- Healthcare data analytics will continue to present lucrative opportunities for vendors of cutting-edge software, services, and devices, according to a new series of market reports.
The healthcare industry’s appetite for the Internet of Things (IoT), big data analytics tools, and cognitive computing capabilities will grow at rapid rates over the next decade or so as providers work to equip themselves with infrastructure that will help them succeed with value-based care.
Big data in healthcare sector generated $3.75 billion in revenue during 2014
Big data analytics will continue to be a lucrative investment opportunity as the market experiences a rapid 22.07 percent compound annual growth rate (CAGR) until 2022, says Market Research Future.
Descriptive, predictive, and prescriptive analytics tools will all be in high demand as providers seek new strategies for reducing costs, improving utilization rates, and boosting patient outcomes.
Security will be a top concern for healthcare organizations that wish to avoid negative headlines after a data breach or ransomware attack. Analytics tools that help to detect potential threats and ensure the security of protected health information (PHI) will be a focus for hospitals and ambulatory care providers.
Global spending on clinical analytics to reach $36.6 billion by 2025
Investment in clinical analytics software, services, hardware, and outsourcing expertise will thrive over the next eight years, says Research and Markets, driven by spending in the hospital, payer, and ambulatory environments.
Projected to expand at a 13.1 percent CAGR, the clinical analytics market will bring payers and providers closer into alignment as they invest together in pay-for-performance reimbursement contracts and deliver models.
Leading companies in the space include Allscripts, Cerner, IBM, Oracle, SAS, Inovalon, McKesson, Optum, and Verisk Analytics.
Internet of Things market to become a $135.87 billion juggernaut
Wearable devices, mHealth apps, home monitoring equipment, and a new generation of sensors that can be implanted, swallowed, or worn on the skin are predicted to be wildly popular with patients and providers the world over, according to Research and Markets.
The global Internet of Things in healthcare market was worth $20.15 billion in 2015, but is slated to expand at a 21.2 percent CAGR to reach more than $135 billion by 2025.
North America’s swiftly growing chronic disease population has sparked a high level of growth in the regional marketplace, with Europe close behind.
Top providers of Internet of Things software and services include Microsoft, IBM Watson Health, GE, Medtronic, Verily Life Sciences (Alphabet-Google), and Siemen Healthcare.
These companies will offer patient monitoring tools, clinical workflow products, fitness and wellness solutions, and medication management applications that will aim to improve adherence to chronic disease management programs and improve patients’ overall health.
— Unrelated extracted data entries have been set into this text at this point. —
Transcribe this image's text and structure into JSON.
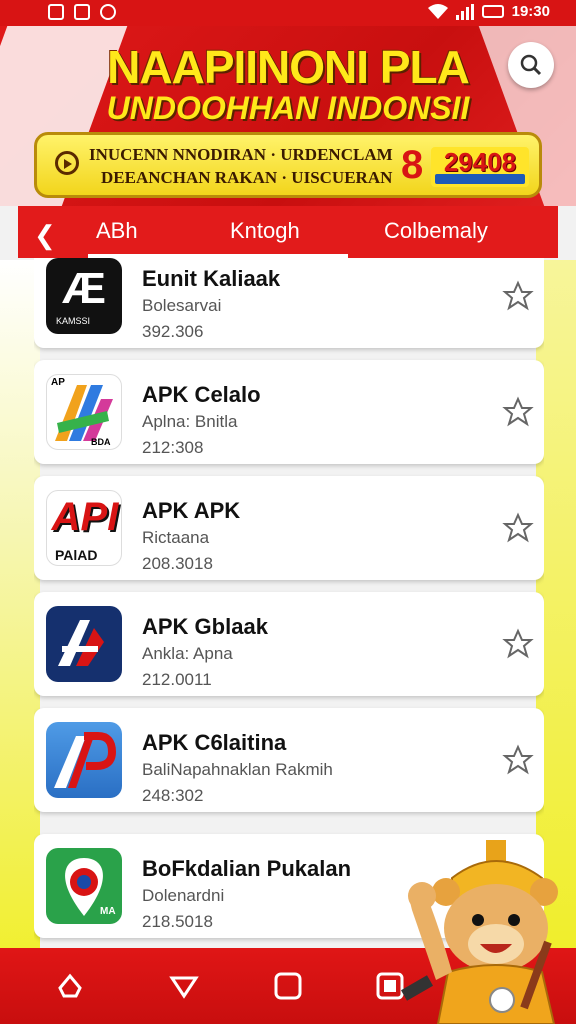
{
  "status_bar": {
    "time": "19:30"
  },
  "header": {
    "title_line1": "NAAPIINONI PLA",
    "title_line2": "UNDOOHHAN INDONSII",
    "promo_line1": "INUCENN NNODIRAN · URDENCLAM",
    "promo_line2": "DEEANCHAN RAKAN · UISCUERAN",
    "promo_digit": "8",
    "promo_number": "29408"
  },
  "tabs": {
    "items": [
      "ABh",
      "Kntogh",
      "Colbemaly"
    ],
    "active": 0
  },
  "apps": [
    {
      "name": "Eunit Kaliaak",
      "developer": "Bolesarvai",
      "size": "392.306"
    },
    {
      "name": "APK Celalo",
      "developer": "Aplna: Bnitla",
      "size": "212:308"
    },
    {
      "name": "APK APK",
      "developer": "Rictaana",
      "size": "208.3018"
    },
    {
      "name": "APK Gblaak",
      "developer": "Ankla: Apna",
      "size": "212.0011"
    },
    {
      "name": "APK C6laitina",
      "developer": "BaliNapahnaklan Rakmih",
      "size": "248:302"
    },
    {
      "name": "BoFkdalian Pukalan",
      "developer": "Dolenardni",
      "size": "218.5018"
    }
  ],
  "icon_labels": {
    "app1_mark": "Æ",
    "app1_sub": "KAMSSI",
    "app2_tag": "AP",
    "app2_sub": "BDA",
    "app3_main": "API",
    "app3_sub": "PAlAD",
    "app6_tag": "MA"
  },
  "colors": {
    "brand_red": "#d81414",
    "accent_yellow": "#ffe81a"
  }
}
Behavioral health software market slated for 14 percent CAGR
As providers seek to address the holistic concerns of patients in an effort to reduce spending and forestall the development of chronic diseases, behavioral healthcare is likely to become more closely integrated into the traditional medical care continuum.
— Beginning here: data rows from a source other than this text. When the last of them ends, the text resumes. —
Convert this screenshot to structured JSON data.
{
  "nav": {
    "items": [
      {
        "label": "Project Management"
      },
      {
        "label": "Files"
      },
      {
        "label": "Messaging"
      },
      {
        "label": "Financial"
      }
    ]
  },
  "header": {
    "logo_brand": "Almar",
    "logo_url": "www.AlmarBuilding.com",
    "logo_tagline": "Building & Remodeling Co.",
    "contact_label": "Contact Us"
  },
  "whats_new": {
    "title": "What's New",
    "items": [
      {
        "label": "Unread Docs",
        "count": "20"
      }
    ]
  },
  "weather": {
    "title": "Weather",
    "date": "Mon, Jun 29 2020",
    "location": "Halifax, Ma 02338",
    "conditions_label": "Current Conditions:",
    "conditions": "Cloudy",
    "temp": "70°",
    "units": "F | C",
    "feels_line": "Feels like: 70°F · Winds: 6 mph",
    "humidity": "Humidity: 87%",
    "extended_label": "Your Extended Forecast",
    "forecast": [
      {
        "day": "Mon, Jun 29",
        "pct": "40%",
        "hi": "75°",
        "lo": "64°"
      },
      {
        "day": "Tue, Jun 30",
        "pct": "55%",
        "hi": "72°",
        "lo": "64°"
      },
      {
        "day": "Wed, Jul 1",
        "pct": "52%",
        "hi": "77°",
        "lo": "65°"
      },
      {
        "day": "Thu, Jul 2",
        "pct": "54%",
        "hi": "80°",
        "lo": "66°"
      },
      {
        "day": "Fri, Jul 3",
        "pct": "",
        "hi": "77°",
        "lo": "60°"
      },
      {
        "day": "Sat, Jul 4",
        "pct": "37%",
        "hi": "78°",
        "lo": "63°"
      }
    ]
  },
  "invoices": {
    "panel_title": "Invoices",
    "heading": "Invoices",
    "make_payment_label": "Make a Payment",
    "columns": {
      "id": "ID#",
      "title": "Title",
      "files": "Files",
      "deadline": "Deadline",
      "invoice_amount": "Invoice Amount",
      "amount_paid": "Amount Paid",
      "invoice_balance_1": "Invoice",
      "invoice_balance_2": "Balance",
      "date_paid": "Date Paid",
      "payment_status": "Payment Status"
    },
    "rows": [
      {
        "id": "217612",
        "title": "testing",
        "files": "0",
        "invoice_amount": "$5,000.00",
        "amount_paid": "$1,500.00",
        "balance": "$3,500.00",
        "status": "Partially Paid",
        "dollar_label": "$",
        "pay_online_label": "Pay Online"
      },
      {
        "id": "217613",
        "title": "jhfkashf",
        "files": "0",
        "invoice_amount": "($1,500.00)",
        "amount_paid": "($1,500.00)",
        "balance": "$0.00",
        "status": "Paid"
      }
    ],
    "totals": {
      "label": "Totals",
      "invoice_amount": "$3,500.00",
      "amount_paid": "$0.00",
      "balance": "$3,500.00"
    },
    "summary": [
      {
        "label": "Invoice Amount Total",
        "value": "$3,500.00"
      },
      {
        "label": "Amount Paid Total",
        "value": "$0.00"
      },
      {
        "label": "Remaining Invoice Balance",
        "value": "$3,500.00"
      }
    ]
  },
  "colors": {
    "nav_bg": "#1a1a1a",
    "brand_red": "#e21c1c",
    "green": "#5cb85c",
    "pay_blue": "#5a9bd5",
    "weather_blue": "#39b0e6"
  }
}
Providers are responding to this trend by purchasing behavioral health software options that integrate with or supplement their existing electronic health record (EHR) infrastructure. The adoption of integrated software offerings will outpace purchases of stand-alone products, the report predicts.
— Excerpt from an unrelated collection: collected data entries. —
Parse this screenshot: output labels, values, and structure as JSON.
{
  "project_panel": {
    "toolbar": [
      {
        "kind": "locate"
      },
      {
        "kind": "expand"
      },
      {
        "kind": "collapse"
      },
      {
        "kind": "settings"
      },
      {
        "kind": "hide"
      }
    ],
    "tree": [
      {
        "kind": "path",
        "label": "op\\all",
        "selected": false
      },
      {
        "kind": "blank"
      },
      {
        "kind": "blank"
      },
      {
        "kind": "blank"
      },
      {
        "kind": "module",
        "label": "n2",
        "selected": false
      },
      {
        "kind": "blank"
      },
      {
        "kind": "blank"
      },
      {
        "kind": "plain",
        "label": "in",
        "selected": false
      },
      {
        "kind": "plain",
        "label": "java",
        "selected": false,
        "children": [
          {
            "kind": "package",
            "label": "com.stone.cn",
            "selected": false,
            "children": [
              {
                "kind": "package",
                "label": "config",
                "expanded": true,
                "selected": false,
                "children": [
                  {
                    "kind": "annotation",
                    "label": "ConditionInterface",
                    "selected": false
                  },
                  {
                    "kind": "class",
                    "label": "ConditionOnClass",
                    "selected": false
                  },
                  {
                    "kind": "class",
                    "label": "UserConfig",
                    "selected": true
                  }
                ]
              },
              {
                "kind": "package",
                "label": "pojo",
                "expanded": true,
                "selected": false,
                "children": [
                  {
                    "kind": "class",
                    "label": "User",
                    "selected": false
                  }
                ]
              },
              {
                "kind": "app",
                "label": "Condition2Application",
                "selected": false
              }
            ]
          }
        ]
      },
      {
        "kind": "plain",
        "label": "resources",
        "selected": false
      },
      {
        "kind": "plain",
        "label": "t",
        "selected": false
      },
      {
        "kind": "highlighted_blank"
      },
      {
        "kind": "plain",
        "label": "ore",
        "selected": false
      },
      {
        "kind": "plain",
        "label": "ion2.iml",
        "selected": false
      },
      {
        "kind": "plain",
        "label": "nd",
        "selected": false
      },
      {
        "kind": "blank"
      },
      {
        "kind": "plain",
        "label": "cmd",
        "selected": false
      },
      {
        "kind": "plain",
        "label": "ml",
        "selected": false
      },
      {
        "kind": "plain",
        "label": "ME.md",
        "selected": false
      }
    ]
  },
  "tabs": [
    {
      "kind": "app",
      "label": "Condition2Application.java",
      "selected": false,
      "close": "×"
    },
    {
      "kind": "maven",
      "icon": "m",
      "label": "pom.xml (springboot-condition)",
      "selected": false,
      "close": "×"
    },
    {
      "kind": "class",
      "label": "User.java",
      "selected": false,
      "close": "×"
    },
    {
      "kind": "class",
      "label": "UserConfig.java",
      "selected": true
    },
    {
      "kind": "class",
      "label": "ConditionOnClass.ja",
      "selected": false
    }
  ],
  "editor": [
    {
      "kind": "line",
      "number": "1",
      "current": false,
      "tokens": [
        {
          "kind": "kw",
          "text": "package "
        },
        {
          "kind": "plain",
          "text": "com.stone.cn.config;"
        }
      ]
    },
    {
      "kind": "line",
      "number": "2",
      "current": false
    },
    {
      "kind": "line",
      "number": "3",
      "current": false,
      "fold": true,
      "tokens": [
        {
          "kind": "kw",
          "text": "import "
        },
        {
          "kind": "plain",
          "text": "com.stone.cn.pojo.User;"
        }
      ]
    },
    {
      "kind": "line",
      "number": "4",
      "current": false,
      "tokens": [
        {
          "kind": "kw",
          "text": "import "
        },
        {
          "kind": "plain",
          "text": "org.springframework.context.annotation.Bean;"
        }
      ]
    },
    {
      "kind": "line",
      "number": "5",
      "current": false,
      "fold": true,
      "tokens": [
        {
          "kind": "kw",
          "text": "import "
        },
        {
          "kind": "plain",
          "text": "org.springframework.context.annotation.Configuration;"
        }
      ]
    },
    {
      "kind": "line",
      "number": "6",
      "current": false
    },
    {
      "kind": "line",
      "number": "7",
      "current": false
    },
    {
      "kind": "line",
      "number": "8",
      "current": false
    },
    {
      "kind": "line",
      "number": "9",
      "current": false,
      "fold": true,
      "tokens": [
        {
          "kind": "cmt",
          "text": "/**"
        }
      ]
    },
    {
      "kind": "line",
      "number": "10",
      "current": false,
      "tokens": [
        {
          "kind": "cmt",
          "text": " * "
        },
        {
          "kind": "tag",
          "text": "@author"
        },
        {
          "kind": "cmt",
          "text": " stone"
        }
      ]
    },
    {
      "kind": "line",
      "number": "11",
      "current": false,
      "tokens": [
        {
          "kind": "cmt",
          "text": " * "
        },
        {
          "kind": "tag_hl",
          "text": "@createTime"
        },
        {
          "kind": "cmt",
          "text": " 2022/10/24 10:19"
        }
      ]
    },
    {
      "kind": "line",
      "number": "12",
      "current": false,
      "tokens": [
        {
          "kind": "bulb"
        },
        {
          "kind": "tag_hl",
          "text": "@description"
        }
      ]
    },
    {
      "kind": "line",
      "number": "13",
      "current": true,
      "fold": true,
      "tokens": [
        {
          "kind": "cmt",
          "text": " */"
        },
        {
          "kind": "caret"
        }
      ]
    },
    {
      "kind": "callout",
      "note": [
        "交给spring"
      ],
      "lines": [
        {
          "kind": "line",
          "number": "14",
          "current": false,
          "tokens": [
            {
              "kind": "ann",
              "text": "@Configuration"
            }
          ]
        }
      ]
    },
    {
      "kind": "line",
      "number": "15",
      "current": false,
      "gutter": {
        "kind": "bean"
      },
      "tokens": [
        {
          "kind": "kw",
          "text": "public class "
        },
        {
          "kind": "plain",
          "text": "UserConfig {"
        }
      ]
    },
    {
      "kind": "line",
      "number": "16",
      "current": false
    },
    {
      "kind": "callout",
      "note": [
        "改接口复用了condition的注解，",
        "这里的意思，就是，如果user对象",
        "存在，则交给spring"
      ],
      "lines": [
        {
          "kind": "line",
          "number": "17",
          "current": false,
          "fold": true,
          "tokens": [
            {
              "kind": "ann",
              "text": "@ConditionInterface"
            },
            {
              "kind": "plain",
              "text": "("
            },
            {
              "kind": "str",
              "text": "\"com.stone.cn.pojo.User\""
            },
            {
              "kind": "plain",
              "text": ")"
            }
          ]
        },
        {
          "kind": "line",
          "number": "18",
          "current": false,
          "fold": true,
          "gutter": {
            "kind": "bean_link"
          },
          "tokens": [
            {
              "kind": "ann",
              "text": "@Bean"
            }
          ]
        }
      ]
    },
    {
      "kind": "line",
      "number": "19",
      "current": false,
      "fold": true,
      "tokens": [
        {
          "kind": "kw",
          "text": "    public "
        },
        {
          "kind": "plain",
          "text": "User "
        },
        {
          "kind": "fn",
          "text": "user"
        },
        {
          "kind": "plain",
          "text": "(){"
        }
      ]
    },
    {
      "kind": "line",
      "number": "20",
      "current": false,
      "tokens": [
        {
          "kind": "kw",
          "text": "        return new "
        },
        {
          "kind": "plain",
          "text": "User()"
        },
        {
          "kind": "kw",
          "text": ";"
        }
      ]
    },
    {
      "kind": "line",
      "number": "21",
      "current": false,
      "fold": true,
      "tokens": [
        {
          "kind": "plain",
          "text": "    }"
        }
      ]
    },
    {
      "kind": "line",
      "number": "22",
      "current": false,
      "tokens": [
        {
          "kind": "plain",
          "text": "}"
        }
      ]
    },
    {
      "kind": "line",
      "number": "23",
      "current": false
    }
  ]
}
Top EHR vendors, including Epic Systems, Cerner Corporation, NextGen, and Allscripts will join more narrowly-focused health IT vendors in providing the documentation and patient management tools required to bring mental and behavioral healthcare into the primary care ecosystem.
A steady 14 percent CAGR is likely until 2022, says the report, driven in part by the need for regular maintenance and updates to behavioral health software systems.
Interest in artificial intelligence sparks race for cognitive computing systems
A consolidated market, wherein the top five companies hold 79 percent of the market share, awaits consumers looking for artificial intelligence, machine learning, and cognitive computing tools.
Machine learning has exploded onto the healthcare scene in the past few years, quickly reaching a nearly $10 billion valuation by 2016, says Transparency Market Research.
By 2025, a 23.5 percent CAGR will result in a $60.06 billion opportunity for vendors that manage to break into a highly competitive environment.
IBM, SAP, Google, Microsoft, and Oracle currently have a firm grip on the market, offering cognitive systems, content analytics and discovery software to providers looking for innovative ways to predict risks and support clinical decision-making.
Advances in natural language processing, voice-driven engagement, and social media analytics are also making it more attractive for providers to invest in machine learning tools, the report says. Both on premise and cloud-based “machine learning as a service” offerings will continue to be in high demand for the foreseeable future.